Another frequent error in hydrostatics concerns the angular stability of a freely floating body the problem evidently of vital importance for the boat/ship design. It is sometimes claimed that the body is stable only if the so-called buoyancy center, the effective point of buoyant force application (in Fig, 3 , point \(\mathrm{B})\), is above the center of mass \((0)\) of the whole floating body. \({ }^{5}\) However, as Figure 3 shows, this is unnecessary; indeed in the shown case, point B (which is just the center of mass the liquid would have in the submerged part) is below point 0 , even at a small tilt. Still, in this case, the torque created by the pair of forces \(\mathbf{F}_{\mathrm{b}}\) and \(m \mathbf{g}\) tries to return the body to the equilibrium position, which is therefore stable. As Figure 3 shows, the actual condition of the angular stability may be expressed as the requirement for point M (in shipbuilding, called the metacenter of the ship’s hull) to be above the ship’s center of mass \(0 .{ }^{6}\)

Figure 8.3. Angular stability of a floating body.

To conclude this section, let me note that the integration of Eq. (4) may be more complex in the case if the bulk forces \(\mathbf{f}\) depend on position, \({ }^{7}\) and/or if the fluid is substantially compressible. In the latter case, Eq. (4) has to be solved together with the medium-specific equation of state \(\rho=\rho(\mathcal{P})\) describing its compressibility law - whose example is given by Eq. (7.38) for ideal gases: \(\rho \equiv m N / V=\) \(m \mathcal{P} / k_{\mathrm{B}} T\), where \(m\) is the mass of one gas molecule.

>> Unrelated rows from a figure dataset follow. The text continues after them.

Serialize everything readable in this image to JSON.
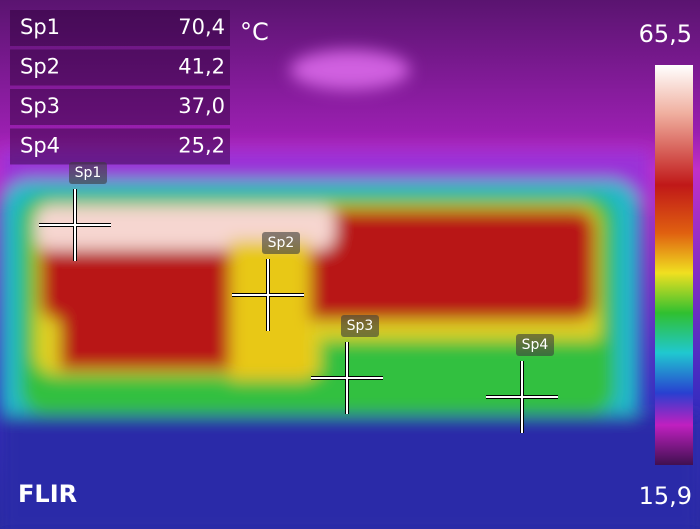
{
  "measurements": {
    "unit": "°C",
    "spots": [
      {
        "label": "Sp1",
        "value": "70,4"
      },
      {
        "label": "Sp2",
        "value": "41,2"
      },
      {
        "label": "Sp3",
        "value": "37,0"
      },
      {
        "label": "Sp4",
        "value": "25,2"
      }
    ]
  },
  "scale": {
    "max": "65,5",
    "min": "15,9"
  },
  "brand": "FLIR"
}
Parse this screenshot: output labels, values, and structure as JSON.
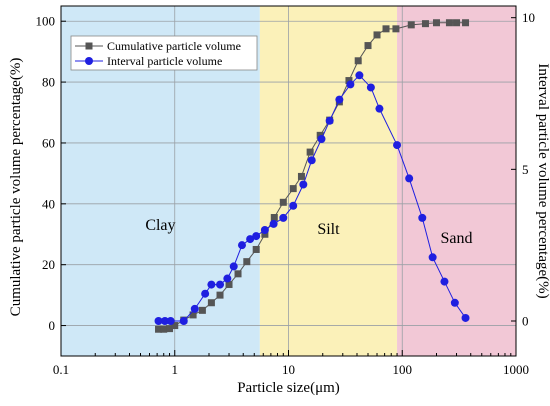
{
  "chart_data": {
    "type": "line",
    "xlabel": "Particle size(μm)",
    "ylabel_left": "Cumulative particle volume percentage(%)",
    "ylabel_right": "Interval particle volume percentage(%)",
    "x_scale": "log",
    "xlim": [
      0.1,
      1000
    ],
    "x_ticks": [
      0.1,
      1,
      10,
      100,
      1000
    ],
    "x_tick_labels": [
      "0.1",
      "1",
      "10",
      "100",
      "1000"
    ],
    "ylim_left": [
      -10,
      105
    ],
    "y_ticks_left": [
      0,
      20,
      40,
      60,
      80,
      100
    ],
    "y_tick_labels_left": [
      "0",
      "20",
      "40",
      "60",
      "80",
      "100"
    ],
    "ylim_right": [
      -1.154,
      10.385
    ],
    "y_ticks_right": [
      0,
      5,
      10
    ],
    "y_tick_labels_right": [
      "0",
      "5",
      "10"
    ],
    "grid": true,
    "legend_position": "top-left",
    "regions": [
      {
        "label": "Clay",
        "x_start": 0.1,
        "x_end": 5.6,
        "color": "#cfe8f7"
      },
      {
        "label": "Silt",
        "x_start": 5.6,
        "x_end": 90,
        "color": "#fbf1b9"
      },
      {
        "label": "Sand",
        "x_start": 90,
        "x_end": 1000,
        "color": "#f2c8d6"
      }
    ],
    "series": [
      {
        "name": "Cumulative particle volume",
        "axis": "left",
        "color": "#555555",
        "marker": "square",
        "points": [
          [
            0.72,
            -1.2
          ],
          [
            0.8,
            -1.2
          ],
          [
            0.9,
            -1.0
          ],
          [
            1.0,
            0.0
          ],
          [
            1.2,
            1.8
          ],
          [
            1.45,
            3.5
          ],
          [
            1.75,
            5.0
          ],
          [
            2.1,
            7.5
          ],
          [
            2.5,
            10.0
          ],
          [
            3.0,
            13.5
          ],
          [
            3.6,
            17.0
          ],
          [
            4.3,
            21.0
          ],
          [
            5.2,
            25.0
          ],
          [
            6.2,
            30.0
          ],
          [
            7.5,
            35.5
          ],
          [
            9.0,
            40.5
          ],
          [
            11.0,
            45.0
          ],
          [
            13.0,
            49.0
          ],
          [
            15.5,
            57.0
          ],
          [
            19.0,
            62.5
          ],
          [
            23.0,
            67.5
          ],
          [
            28.0,
            73.5
          ],
          [
            34.0,
            80.5
          ],
          [
            41.0,
            87.0
          ],
          [
            50.0,
            92.0
          ],
          [
            60.0,
            95.5
          ],
          [
            72.0,
            97.5
          ],
          [
            88.0,
            97.5
          ],
          [
            120.0,
            98.8
          ],
          [
            160.0,
            99.2
          ],
          [
            200.0,
            99.5
          ],
          [
            260.0,
            99.5
          ],
          [
            300.0,
            99.5
          ],
          [
            360.0,
            99.5
          ]
        ]
      },
      {
        "name": "Interval particle volume",
        "axis": "right",
        "color": "#1f1fe0",
        "marker": "circle",
        "points": [
          [
            0.72,
            0.0
          ],
          [
            0.82,
            0.0
          ],
          [
            0.92,
            0.0
          ],
          [
            1.2,
            0.0
          ],
          [
            1.5,
            0.4
          ],
          [
            1.85,
            0.9
          ],
          [
            2.1,
            1.2
          ],
          [
            2.5,
            1.2
          ],
          [
            2.9,
            1.4
          ],
          [
            3.3,
            1.8
          ],
          [
            3.9,
            2.5
          ],
          [
            4.6,
            2.7
          ],
          [
            5.2,
            2.8
          ],
          [
            6.2,
            3.0
          ],
          [
            7.4,
            3.2
          ],
          [
            9.0,
            3.4
          ],
          [
            11.0,
            3.8
          ],
          [
            13.5,
            4.5
          ],
          [
            16.0,
            5.3
          ],
          [
            19.5,
            6.0
          ],
          [
            23.0,
            6.6
          ],
          [
            28.0,
            7.3
          ],
          [
            35.0,
            7.8
          ],
          [
            42.0,
            8.1
          ],
          [
            53.0,
            7.7
          ],
          [
            63.0,
            7.0
          ],
          [
            90.0,
            5.8
          ],
          [
            115.0,
            4.7
          ],
          [
            150.0,
            3.4
          ],
          [
            185.0,
            2.1
          ],
          [
            235.0,
            1.3
          ],
          [
            290.0,
            0.6
          ],
          [
            360.0,
            0.1
          ]
        ]
      }
    ]
  }
}
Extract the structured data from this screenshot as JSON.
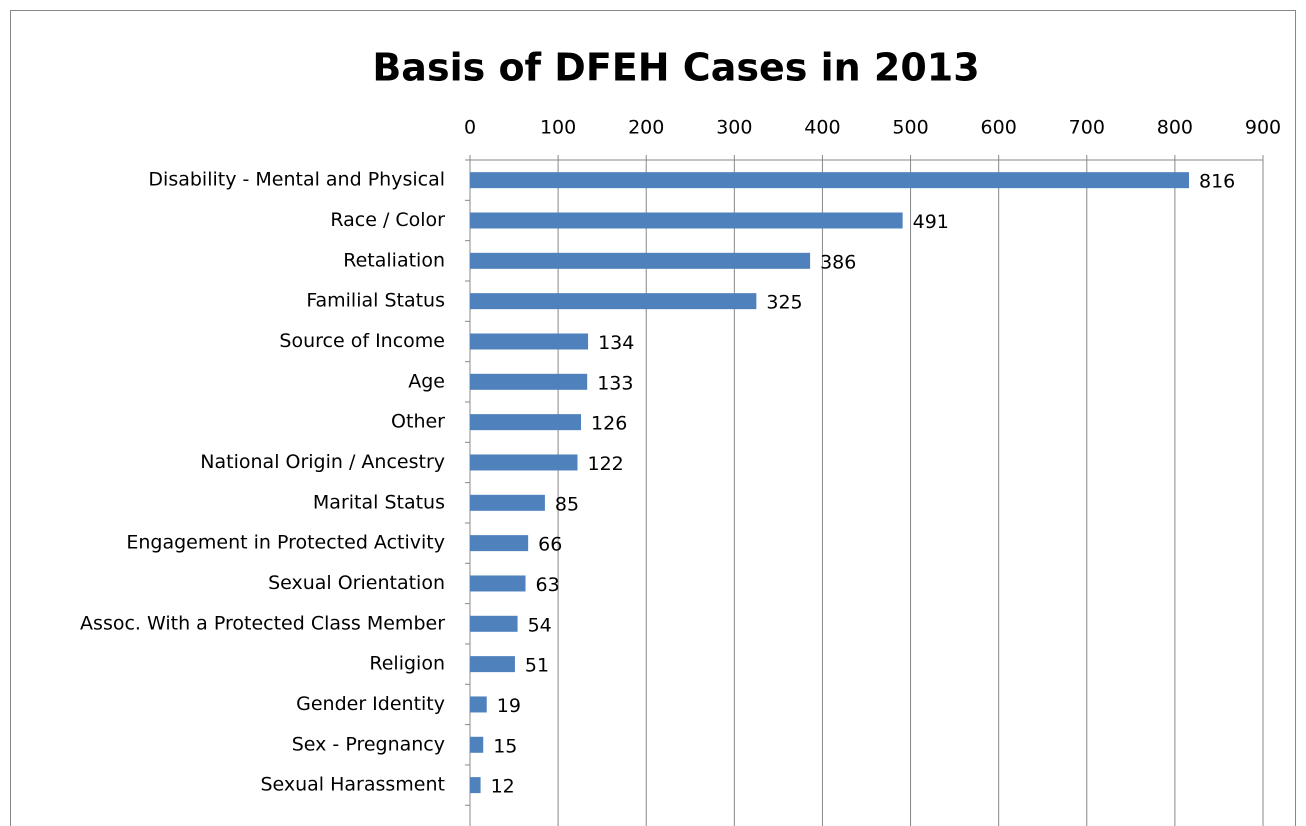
{
  "chart_data": {
    "type": "bar",
    "orientation": "horizontal",
    "title": "Basis of DFEH Cases in 2013",
    "categories": [
      "Disability - Mental and Physical",
      "Race / Color",
      "Retaliation",
      "Familial Status",
      "Source of Income",
      "Age",
      "Other",
      "National Origin / Ancestry",
      "Marital Status",
      "Engagement in Protected Activity",
      "Sexual Orientation",
      "Assoc. With a Protected Class Member",
      "Religion",
      "Gender Identity",
      "Sex - Pregnancy",
      "Sexual Harassment"
    ],
    "values": [
      816,
      491,
      386,
      325,
      134,
      133,
      126,
      122,
      85,
      66,
      63,
      54,
      51,
      19,
      15,
      12
    ],
    "color": "#4f81bd",
    "xlim": [
      0,
      900
    ],
    "xticks": [
      0,
      100,
      200,
      300,
      400,
      500,
      600,
      700,
      800,
      900
    ],
    "grid": true
  }
}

\({ }^{1}\) It is often called hydrostatics because water has always been the most important liquid for the human race and hence for science and engineering.

\({ }^{2}\) As was discussed in Sec. \(7.3\) in the context of Table 7.1, this is an excellent approximation, for example, for human-scale experiments with water.

\({ }^{3}\) The equation, and the SI unit of pressure \(1 \mathrm{~Pa} \equiv 1 \mathrm{~N} / \mathrm{m}^{2}\), are named after Blaise Pascal (1623-1662) who has not only pioneered hydrostatics, but also invented the first mechanical calculator, and made several other important contributions to mathematics - and to Christian philosophy!

\({ }^{4}\) The force is strictly vertical, because the horizontal components of the elementary forces \(d \mathbf{F}\) exerted on opposite elementary areas \(d A\), at the same height \(y\), cancel.

\({ }^{5}\) Please note the crucial difference between the whole body and that of its submerged part.

\({ }^{6}\) A small tilt of the body leads to a small lateral displacement of point B, but does not affect the position of the metacenter M.

\({ }^{7}\) A simple example of such a problem is given by the fluid equilibrium in a container rotating with a constant angular velocity \(\omega\). If we solve such a problem in a reference frame rotating together with the container, the real bulk forces should be complemented by the centrifugal "force" (4.93), depending on \(\mathbf{r}\).